La loro inimicizia è un torneo di mezzinverno, pericoloso e infecondo, perché dal sangue e dalle promesse mancate non può che nascere ghiaccio. Loki lo trova appropriato – no, indispensabile: nulla gli dà più dipendenza della speranza che tramuta in delusione sul volto di Thor, per poi tornare con forza.
«Mi darai un'altra possibilità?» schernisce, «saggio figlio di Odino?»
«Un'altra, finché sarà necessario» risponde Thor, pulendosi la bocca insanguinata. «Fratello.»
E cinque anni più tardi: «Un'altra. Ti libererai più facilmente della tua pelle che di me.»
E dieci anni dopo, con un sorriso che è smorfia: «Una vita a lamentare disinteresse, e ora vuoi che ti abbandoni?»
E cinquanta, a braccia aperte: «Un'altra ancora, sì. Mi fermerò solo quando ti fermerai tu–»
«–ma non significa che non ti punirò» aggiunge quando stanno perdendo il conto.
«Oh» fa Loki, deliziato. «Una variazione? Un incentivo per redimermi? Quanto sei generoso, Thor. No, non fare quella faccia: sei libero di provare, anzi... hai il mio incoraggiamento.»
L'attenzione di Thor è ferma e intensa, incurante di guerre, tregue, nascite, morti – un sole che illumina i recessi bui dell'anima, anche la più mostruosa.

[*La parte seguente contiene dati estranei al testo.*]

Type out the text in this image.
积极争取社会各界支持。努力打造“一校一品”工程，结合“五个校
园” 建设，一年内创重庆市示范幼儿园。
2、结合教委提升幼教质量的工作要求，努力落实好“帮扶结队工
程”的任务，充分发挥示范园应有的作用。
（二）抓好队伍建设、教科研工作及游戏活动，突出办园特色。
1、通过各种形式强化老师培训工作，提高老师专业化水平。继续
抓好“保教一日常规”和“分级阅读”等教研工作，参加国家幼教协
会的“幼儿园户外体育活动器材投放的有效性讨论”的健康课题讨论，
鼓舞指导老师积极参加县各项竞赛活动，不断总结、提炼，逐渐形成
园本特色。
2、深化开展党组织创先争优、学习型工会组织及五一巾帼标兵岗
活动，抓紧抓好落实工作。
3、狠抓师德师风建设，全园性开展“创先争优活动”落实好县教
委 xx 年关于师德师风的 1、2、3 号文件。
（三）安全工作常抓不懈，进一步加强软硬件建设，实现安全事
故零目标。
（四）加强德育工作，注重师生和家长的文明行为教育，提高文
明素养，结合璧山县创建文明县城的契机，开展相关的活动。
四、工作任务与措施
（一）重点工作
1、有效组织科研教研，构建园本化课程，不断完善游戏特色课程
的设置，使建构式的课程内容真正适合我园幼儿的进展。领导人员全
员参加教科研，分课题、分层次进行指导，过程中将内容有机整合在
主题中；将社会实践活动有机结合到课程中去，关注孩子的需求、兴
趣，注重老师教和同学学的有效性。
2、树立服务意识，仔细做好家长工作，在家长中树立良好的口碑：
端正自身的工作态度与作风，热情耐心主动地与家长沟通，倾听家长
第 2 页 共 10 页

A volte Loki si chiede se quel bisogno di ingannare e scappare non sia un retaggio animale del suo sangue, un invito caloroso alla caccia. Possibile. Probabile.
Quel che sa è che non potrà mai farne a meno.

E così continuano, instancabili, mentre i decenni corrono verso i secoli e oltre, rassicuranti come l'Uroboro che si mangia la coda. Loki fugge, Thor insegue. Ogni volta che s'incrociano il sangue brucia e si sparge.
«Quante occasioni mi darai ancora?» chiede Loki, ignorando il vago senso di nausea dato dalla separazione imminente. «Non sei stanco?»
(Thor non sarà mai stanco.)
«Un'altra» dice Thor, occhi febbricitanti.

Ma il tempo è impietoso anche con gli dèi e un giorno, lontana la caduta dal Bifrost, dimenticate dalla storia le sue intemperanze su Midgard, Loki s'accorge di esser logorato. Nel fisico, nello spirito. Per la prima volta nella sua vita non riesce a immaginare nulla di più bello che trovare un luogo dove mettere le radici, e quel luogo può essere solo dove c'è–
(Anche il Regno d'Oro è cambiato.)
Ma non può tornare così. Loki Linguadargento deve salvare la faccia.
È quando Thor lo guarda dall'altro lato dell'ultimo campo di battaglia – l'ultimo, e alla fine Loki si arrenderà, per lui – che avverte qualcosa di strano. Prima che si sia posata la polvere, suo fratello stringe le labbra e gli volta le spalle; Loki capisce cos'era la febbre che gli accendeva gli occhi quel giorno.
'Un'altra', aveva detto. 'L'ultima', aveva pensato.
Nessuna, alla fine. E Loki, sferzato dal vento della piana, si sente andare alla deriva. No, vorrebbe gridare. Correre, gettarsi ai suoi piedi, da cane qual è. No, no, non è così che doveva andare, non è questo che volevo! Thor–
Nonlasciarminonlasciarminonlasciarmi
Ma è troppo tardi. È troppo tardi da tanto tempo.
Ci sono limiti che neppure gli dèi dovrebbero oltrepassare, che neppure l'amore di Thor può vincere. Alla fine Loki, figlio bastardo di un mostro, li ha trovati. E ha solo se stesso da biasimare.

Non dimenticarmi.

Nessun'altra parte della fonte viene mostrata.